After his arrival at UAB, Weaver worked his way up from assistant to full professor in nine years and was named to the Wyatt and Susan Haskell Endowed Professorship in Pathology in 2007. In the following years, the endowment was elevated to a chair. In 2023, Weaver was named Leonard H. Robinson Endowed Chair in Pathology.

Weaver has published nearly 200 peer-reviewed papers in outstanding high-impact and prestigious journals, including Science, Nature, Cell, Nature Immunology, Journal of Clinical Investigation, Journal of Experimental Medicine, Science Immunology, Nature Medicine, and eLife, and he is an author of Janeway’s Immunobiology, one of the leading immunology textbooks. 
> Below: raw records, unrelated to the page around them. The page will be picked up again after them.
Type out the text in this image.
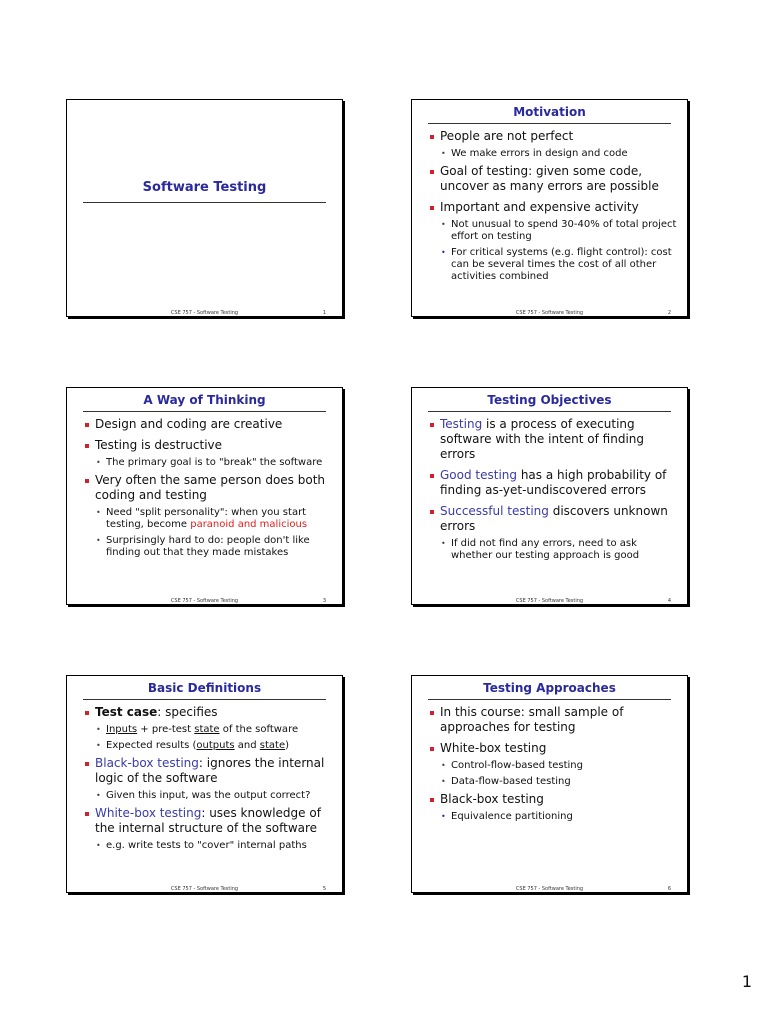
Software Testing
CSE 757 - Software Testing	1
Motivation
People are not perfect
• We make errors in design and code
Goal of testing: given some code, uncover as many errors are possible
Important and expensive activity
• Not unusual to spend 30-40% of total project effort on testing
• For critical systems (e.g. flight control): cost can be several times the cost of all other activities combined
CSE 757 - Software Testing	2
A Way of Thinking
Design and coding are creative
Testing is destructive
• The primary goal is to "break" the software
Very often the same person does both coding and testing
• Need "split personality": when you start testing, become paranoid and malicious
• Surprisingly hard to do: people don't like finding out that they made mistakes
CSE 757 - Software Testing	3
Testing Objectives
Testing is a process of executing software with the intent of finding errors
Good testing has a high probability of finding as-yet-undiscovered errors
Successful testing discovers unknown errors
• If did not find any errors, need to ask whether our testing approach is good
CSE 757 - Software Testing	4
Basic Definitions
Test case: specifies
• Inputs + pre-test state of the software
• Expected results (outputs and state)
Black-box testing: ignores the internal logic of the software
• Given this input, was the output correct?
White-box testing: uses knowledge of the internal structure of the software
• e.g. write tests to "cover" internal paths
CSE 757 - Software Testing	5
Testing Approaches
In this course: small sample of approaches for testing
White-box testing
• Control-flow-based testing
• Data-flow-based testing
Black-box testing
• Equivalence partitioning
CSE 757 - Software Testing	6
1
“Dr. Weaver’s contributions as a scientist and mentor have earned him well-deserved recognition,” said Cristina Magi-Galluzzi, M.D., Ph.D., Robert and Ruth Anderson Endowed Chair in Pathology. “He is a premier physician-scientist, whose research has made him a pioneer in the field of immunology. I couldn’t be prouder to have him on our team.”

Distinguished professorships are one of the highest honors bestowed at the university level. These appointments are made by the Board of Trustees to recognize faculty whose research or teaching accomplishments bring great credit to the institution through their unwavering dedication to excellence in teaching and/or research in their academic discipline.